Pubblicato il: 02/08/2026 – 19:06
di Mariateresa Ripolo
REGGIO CALABRIA I fucili d’assalto usati come moneta di scambio per cancellare vecchi debiti, i nascondigli sicuri tra i boschi dell’Aspromonte e quell’ossessione per il piombo da far scaricare persino a un bambino di appena sei anni. Sono i dettagli che emergono dalle carte della Direzione Distrettuale Antimafia di Reggio Calabria, nell’inchiesta che ha smantellato gli ingranaggi e gli affari della cosca Alvaro di Sinopoli, dove un capitolo è dedicato all’arsenale nella disponibilità del gruppo: una riserva di fuoco gestita con disinvoltura, usata per fare affari e ostentata senza farsi troppi problemi.

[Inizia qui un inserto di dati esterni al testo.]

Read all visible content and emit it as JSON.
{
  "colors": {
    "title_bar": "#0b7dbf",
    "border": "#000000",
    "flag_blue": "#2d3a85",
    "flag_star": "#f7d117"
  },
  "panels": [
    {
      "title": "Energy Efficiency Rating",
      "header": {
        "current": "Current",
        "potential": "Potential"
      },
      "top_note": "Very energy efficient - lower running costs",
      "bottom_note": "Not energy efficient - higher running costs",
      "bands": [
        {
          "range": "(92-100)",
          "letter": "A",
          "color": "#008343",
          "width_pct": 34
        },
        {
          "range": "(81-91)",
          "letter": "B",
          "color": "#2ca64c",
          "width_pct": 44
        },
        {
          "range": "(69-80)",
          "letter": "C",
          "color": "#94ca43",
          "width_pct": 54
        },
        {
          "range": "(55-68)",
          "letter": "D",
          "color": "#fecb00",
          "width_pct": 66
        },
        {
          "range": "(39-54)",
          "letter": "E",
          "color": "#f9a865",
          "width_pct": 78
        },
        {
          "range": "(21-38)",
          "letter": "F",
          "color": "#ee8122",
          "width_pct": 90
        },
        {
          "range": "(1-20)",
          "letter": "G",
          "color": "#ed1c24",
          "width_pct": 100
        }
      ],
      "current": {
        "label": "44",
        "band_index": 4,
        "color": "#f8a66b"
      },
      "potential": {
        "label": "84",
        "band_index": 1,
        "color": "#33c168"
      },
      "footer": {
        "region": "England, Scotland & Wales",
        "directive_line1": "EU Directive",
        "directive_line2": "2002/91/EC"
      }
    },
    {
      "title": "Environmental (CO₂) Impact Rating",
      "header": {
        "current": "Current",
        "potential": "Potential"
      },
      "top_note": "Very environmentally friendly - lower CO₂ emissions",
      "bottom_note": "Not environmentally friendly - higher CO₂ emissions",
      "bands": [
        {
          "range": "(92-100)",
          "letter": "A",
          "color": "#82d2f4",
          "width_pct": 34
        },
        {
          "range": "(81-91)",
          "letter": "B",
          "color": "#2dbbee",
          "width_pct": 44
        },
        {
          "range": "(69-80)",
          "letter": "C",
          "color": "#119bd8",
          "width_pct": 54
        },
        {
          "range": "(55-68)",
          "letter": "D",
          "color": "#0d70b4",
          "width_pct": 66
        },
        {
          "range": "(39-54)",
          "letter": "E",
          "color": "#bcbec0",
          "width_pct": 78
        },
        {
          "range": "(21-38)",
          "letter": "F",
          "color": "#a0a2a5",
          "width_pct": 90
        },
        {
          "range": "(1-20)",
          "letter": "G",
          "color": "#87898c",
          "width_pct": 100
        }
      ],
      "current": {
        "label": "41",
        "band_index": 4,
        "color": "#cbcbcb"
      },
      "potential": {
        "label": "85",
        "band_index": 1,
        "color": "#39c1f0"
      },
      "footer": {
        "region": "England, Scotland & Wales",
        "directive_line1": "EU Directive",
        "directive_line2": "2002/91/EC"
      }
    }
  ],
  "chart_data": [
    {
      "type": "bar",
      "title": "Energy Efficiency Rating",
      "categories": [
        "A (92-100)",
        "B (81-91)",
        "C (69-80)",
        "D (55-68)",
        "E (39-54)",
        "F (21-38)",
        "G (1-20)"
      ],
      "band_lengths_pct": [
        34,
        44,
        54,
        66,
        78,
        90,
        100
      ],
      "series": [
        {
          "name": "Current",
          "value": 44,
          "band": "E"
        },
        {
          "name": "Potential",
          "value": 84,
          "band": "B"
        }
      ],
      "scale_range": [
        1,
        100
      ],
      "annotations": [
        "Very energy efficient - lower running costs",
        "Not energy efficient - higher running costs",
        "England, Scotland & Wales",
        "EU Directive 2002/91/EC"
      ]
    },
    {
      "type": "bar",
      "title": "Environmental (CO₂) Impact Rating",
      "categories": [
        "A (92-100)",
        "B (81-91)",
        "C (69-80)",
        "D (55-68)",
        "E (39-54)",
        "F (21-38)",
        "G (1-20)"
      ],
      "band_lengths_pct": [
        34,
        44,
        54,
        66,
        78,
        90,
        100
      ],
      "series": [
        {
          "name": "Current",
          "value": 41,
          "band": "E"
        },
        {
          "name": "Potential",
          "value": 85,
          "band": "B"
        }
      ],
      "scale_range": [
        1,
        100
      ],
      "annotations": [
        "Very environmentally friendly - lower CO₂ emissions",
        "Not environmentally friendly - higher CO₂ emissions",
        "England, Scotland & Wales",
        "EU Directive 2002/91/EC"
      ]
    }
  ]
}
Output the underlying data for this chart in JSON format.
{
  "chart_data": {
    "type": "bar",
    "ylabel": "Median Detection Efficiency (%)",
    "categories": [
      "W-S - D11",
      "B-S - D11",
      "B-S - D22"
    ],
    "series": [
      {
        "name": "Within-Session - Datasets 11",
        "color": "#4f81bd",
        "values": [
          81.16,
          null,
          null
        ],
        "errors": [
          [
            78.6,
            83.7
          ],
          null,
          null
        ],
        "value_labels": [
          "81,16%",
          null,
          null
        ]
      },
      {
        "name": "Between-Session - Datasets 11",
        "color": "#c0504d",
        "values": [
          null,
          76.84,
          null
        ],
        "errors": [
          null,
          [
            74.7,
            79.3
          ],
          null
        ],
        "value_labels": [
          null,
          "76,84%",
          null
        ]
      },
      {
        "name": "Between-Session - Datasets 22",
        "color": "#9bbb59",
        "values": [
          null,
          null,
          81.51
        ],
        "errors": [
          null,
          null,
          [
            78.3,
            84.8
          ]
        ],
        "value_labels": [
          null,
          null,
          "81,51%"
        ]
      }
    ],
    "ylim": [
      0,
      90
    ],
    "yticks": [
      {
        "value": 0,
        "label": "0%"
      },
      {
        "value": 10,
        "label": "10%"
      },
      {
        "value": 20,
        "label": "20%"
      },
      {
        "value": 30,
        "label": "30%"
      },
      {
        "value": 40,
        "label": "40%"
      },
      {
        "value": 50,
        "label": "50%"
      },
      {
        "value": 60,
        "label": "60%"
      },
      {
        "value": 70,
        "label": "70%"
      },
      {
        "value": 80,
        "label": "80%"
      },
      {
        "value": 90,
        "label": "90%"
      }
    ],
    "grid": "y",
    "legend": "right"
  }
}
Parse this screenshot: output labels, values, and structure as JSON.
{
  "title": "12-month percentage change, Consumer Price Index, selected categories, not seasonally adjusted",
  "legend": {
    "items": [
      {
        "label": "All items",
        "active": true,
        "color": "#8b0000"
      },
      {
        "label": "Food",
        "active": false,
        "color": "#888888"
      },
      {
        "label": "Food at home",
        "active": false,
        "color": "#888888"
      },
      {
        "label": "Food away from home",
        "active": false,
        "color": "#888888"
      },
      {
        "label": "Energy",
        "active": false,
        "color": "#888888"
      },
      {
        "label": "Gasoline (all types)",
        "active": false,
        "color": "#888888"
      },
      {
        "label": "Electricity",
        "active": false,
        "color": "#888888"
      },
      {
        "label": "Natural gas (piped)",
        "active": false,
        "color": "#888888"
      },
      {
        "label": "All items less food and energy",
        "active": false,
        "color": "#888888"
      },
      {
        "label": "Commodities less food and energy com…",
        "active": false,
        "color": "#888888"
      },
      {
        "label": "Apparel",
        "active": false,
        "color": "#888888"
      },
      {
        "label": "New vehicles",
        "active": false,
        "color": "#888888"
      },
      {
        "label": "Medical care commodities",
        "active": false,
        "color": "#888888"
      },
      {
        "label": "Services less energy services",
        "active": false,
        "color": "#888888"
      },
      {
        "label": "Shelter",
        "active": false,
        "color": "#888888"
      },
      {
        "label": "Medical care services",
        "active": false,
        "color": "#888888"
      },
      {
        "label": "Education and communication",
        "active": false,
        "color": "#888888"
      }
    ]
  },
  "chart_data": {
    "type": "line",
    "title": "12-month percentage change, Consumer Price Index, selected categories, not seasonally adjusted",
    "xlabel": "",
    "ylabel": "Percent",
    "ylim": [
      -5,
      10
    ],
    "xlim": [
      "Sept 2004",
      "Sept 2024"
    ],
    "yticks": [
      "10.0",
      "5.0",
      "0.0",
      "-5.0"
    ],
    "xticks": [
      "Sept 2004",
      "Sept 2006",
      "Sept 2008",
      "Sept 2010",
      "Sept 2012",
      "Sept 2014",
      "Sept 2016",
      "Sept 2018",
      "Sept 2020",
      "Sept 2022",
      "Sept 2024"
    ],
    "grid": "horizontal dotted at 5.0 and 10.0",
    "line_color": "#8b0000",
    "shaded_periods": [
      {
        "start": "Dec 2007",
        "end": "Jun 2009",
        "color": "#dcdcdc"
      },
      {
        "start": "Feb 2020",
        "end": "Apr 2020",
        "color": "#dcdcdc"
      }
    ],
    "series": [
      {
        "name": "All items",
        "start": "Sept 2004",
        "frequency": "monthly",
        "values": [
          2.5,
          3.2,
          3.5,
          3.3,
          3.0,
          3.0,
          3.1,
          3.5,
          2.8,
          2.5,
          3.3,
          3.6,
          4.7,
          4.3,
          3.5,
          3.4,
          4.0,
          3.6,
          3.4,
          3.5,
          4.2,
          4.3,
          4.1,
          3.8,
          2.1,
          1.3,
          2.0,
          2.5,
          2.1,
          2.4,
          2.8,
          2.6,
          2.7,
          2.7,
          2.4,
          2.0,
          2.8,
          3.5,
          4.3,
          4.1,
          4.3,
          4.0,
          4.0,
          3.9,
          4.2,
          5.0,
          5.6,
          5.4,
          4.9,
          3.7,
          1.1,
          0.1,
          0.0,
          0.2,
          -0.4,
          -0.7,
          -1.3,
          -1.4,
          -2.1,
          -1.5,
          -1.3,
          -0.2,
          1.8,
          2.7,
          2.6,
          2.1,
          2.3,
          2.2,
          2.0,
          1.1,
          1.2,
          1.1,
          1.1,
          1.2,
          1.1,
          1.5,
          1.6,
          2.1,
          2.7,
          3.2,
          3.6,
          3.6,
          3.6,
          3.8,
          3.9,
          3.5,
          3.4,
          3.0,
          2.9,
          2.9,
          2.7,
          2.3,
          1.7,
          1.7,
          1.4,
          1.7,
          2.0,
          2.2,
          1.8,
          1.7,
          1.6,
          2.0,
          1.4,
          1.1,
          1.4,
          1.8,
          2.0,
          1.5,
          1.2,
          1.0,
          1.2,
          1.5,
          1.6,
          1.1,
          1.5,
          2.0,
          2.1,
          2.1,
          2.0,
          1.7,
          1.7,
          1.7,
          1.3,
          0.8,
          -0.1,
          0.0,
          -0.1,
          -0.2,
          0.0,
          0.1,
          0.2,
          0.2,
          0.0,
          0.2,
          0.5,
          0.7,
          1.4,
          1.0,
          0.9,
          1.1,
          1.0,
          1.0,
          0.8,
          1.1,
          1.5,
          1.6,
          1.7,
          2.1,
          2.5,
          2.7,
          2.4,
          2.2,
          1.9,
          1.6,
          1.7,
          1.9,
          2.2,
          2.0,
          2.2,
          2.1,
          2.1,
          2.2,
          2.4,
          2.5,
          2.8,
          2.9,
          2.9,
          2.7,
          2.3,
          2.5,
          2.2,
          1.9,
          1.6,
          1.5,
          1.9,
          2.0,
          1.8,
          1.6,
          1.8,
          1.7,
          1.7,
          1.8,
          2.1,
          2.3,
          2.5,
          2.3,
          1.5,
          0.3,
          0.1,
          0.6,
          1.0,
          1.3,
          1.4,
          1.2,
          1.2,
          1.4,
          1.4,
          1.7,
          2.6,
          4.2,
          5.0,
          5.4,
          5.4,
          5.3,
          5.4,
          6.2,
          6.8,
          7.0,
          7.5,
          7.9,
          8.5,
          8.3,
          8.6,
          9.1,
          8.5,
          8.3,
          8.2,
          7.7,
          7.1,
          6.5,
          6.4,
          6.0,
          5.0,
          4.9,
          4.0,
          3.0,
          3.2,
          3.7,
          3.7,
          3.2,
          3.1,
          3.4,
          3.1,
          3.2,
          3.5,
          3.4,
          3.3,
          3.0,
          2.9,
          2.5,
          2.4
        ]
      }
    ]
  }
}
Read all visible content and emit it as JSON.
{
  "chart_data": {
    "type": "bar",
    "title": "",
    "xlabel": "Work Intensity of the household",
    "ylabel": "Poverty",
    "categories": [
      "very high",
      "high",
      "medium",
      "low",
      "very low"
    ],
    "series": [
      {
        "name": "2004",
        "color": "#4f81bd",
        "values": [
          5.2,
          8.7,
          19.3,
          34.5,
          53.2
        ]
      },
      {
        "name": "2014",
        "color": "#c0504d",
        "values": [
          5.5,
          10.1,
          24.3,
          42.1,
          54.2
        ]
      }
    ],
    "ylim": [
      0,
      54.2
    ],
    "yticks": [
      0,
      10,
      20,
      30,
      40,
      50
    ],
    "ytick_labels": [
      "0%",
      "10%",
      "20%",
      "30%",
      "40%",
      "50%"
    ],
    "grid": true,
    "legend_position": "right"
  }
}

Un mitra per pagare i debiti
Tutto comincia nel pomeriggio del 18 novembre 2023. Le microspie e le telecamere piazzate dagli investigatori nei pressi della casa di Giuseppe Cannizzaro registrano un viavai strano. Arriva Giuseppe Luppino a bordo della sua Fiat Panda e stringe tra le mani un involucro allungato, avvolto in una busta azzurra. A tradire l’illiceità di quella consegna non è solo la forma del pacco, ma l’immediata mobilitazione dei presenti per coprire la scena: Giuseppe Cannizzaro si dirige verso il garage, mentre il fratello Antonio si piazza all’esterno a fare da vedetta, controllando ogni angolo della strada per intercettare l’eventuale arrivo delle forze dell’ordine. A quel punto entra in gioco Danilo Luppino, che afferra la busta e la porta via, facendola sparire in un luogo sicuro.A chiarire cosa ci fosse davvero in quel plico ci pensano le intercettazioni registrate poche ore dopo. Conversando con Francesco Alvaro, è lo stesso Giuseppe Cannizzaro a dirlo senza troppi giri di parole: «Un mitra…». Nella conversazione l’indagato svela pure il motivo di quella consegna: il fucile d’assalto era solo un anticipo per rientrare da un debito. Con tanto di ultimatum fissato per l’inizio della settimana e un’ipotesi di risarcimento: «Altrimenti dobbiamo vedere come fare.. la prossima lunedì come non viene con quegli altri..sapete che facciamo..vi torno questa e mi date la panda…E iniziatemi a dare quello e lunedì mi date la metà.. pigliate.. mi ha detto…. e io me la sono presa ciccio!».